Wednesday, January 10, 2007

The showdown: feeds vs. email

This redesign process has made me hungry for feeds. I eat them in the morning, at lunch time, and at night. Really Simple Syndication (RSS) has definitely changed the I receive my information, attempt to stay on top of my field, and enjoy my momentary breaks at work. My appetite ranges from BBC world news to techcrunch to ZeFrank. And the more feeds I devour, the less I read the paper stuff: Washington Post, Newsweek, The Economist, etc.

I've even evangelized the use around the office, at home (it's a sore point now, don't ask), and with friends. As we're going through the redesign, I'm constantly thinking about how we can RSS-ize the experience. But how much is too much?

When I search our partners, there aren't many who are using them. But even those who are, I wonder how many readers are even subscribing to the feed. And does that matter? The eNonprofit Benchmark Study reported in March 2006 a 10% drop in email open rates for non-profits; could the growing use of RSS and desire to control flow of information be one factor for the drop?

I'd like to think, but I don't believe email communication will ever be replaced by RSS (shucks). I know Feedburner has the option of tracking feeds, but we don't pay for that service. I would however, like to see some statistics on the use (Anyone, anyone?). For us, 12% of our audience surveyed said they'd like more dynamic content/RSS and another 26% said they would like more frequent updates.
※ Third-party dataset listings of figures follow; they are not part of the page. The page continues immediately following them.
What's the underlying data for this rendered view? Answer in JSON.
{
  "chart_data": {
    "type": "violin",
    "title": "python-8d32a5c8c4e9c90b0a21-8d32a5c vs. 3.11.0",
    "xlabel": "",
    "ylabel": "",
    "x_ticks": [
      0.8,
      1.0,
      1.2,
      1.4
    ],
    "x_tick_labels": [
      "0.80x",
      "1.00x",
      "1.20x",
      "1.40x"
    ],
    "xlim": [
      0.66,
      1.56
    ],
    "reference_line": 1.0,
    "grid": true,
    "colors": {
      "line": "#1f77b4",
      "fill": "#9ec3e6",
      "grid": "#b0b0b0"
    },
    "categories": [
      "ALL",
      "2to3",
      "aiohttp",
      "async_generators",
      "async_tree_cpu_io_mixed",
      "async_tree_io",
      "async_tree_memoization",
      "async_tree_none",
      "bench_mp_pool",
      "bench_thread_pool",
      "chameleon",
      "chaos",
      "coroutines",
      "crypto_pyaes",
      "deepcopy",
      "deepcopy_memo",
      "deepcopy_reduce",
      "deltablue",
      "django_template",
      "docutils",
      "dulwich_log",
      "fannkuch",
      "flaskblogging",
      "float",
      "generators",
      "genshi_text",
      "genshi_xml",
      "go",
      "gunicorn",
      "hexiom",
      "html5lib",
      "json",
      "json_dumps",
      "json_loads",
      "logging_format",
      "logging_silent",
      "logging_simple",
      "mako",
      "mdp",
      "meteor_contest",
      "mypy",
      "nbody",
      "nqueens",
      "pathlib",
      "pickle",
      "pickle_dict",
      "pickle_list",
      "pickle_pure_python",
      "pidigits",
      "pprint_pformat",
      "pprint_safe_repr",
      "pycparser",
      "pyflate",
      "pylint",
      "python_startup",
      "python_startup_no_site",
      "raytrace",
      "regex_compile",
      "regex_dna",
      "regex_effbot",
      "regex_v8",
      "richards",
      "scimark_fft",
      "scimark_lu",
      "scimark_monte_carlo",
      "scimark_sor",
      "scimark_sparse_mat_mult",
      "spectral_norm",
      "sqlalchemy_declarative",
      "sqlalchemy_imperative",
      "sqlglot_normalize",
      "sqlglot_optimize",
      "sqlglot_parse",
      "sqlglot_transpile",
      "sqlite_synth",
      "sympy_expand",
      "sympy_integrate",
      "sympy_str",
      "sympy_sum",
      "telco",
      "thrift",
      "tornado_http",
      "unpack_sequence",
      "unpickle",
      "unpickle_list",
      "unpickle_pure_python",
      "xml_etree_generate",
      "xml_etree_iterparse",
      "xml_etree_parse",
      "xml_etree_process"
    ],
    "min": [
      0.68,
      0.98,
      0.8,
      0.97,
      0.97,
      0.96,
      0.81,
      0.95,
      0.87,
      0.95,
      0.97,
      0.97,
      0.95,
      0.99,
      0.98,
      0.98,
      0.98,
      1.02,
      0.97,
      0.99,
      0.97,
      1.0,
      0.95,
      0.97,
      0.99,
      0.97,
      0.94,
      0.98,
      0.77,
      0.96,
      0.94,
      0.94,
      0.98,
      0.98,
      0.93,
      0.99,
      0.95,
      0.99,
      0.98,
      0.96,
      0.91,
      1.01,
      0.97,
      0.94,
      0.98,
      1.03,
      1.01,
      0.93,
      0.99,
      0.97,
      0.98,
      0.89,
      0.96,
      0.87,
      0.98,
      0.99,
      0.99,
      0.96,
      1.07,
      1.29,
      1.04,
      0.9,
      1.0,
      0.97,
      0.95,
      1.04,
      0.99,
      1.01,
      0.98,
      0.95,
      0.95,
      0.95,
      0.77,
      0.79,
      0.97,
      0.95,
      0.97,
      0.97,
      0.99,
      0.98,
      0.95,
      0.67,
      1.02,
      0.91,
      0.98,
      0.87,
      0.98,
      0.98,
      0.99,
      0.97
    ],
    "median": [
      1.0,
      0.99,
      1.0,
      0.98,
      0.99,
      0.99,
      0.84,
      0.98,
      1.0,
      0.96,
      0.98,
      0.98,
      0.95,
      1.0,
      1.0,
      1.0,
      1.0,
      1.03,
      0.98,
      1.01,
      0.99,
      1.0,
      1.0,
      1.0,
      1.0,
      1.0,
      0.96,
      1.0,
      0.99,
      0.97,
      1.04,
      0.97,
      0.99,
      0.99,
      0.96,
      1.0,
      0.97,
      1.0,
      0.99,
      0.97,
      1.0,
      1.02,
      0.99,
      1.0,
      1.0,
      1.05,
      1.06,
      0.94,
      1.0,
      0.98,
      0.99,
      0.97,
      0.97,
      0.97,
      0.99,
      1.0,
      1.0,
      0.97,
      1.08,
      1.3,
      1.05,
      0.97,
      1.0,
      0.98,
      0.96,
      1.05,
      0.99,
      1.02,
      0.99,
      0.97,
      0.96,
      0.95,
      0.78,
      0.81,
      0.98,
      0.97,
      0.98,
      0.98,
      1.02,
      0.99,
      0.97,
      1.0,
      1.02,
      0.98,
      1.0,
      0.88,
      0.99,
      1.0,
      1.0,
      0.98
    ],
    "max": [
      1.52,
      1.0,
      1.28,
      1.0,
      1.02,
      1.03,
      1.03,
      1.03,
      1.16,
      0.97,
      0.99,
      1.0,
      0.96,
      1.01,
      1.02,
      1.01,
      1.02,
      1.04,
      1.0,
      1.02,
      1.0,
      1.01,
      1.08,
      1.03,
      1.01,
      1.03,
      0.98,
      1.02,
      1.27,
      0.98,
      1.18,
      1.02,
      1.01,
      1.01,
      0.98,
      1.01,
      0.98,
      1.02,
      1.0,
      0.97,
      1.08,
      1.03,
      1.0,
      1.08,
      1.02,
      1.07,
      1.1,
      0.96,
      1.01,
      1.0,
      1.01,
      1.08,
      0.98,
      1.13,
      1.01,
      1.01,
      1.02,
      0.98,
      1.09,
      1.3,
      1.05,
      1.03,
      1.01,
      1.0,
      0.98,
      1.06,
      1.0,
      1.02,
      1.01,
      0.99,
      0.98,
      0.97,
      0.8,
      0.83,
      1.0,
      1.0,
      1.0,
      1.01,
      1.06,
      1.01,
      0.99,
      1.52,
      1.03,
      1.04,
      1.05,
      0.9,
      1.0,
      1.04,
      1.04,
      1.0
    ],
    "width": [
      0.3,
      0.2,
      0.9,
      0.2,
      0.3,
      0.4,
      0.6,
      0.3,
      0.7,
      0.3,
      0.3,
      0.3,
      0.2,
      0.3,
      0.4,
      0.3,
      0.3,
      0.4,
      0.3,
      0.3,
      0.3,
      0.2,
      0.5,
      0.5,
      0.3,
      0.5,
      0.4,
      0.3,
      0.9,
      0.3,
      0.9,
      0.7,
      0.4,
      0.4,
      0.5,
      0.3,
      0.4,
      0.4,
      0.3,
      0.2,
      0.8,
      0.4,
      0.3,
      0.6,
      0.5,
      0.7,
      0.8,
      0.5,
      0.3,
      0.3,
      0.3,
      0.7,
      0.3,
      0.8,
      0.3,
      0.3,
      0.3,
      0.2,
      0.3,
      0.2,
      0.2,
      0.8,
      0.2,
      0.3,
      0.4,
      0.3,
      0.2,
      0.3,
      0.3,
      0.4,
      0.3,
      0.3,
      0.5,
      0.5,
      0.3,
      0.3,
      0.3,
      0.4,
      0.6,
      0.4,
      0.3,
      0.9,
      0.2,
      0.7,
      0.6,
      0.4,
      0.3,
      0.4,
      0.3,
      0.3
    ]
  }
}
If 38% of our audience wants regular updates, I will assume the same 38% also wants a way to manage those regular updates. I'll consider these folks as our prospective RSS audience. Not a bad size, but then again 62% still want our emails. Jacob Nielsen wrote:

Feeds are a cold medium in comparison with email newsletters. Feeds do not form the same relationship between company and customers that a good newsletter can build. We don't have data to calculate the relative business value of a newsletter subscriber compared to a feeds subscriber, but I wouldn't be surprised if it turns out that companies make ten times as much money from each newsletter subscriber. Given that newsletters are a much more powerful and warm medium, it is probably best for most companies to encourage newsletter subscriptions and promote them over website feeds.
This make sense to me since I rarely remember where my information came from, but regardless of the source I still want the information. However, for those who continually provide me with the most targeted, relevant information, I will remember you, you, you, you, and you.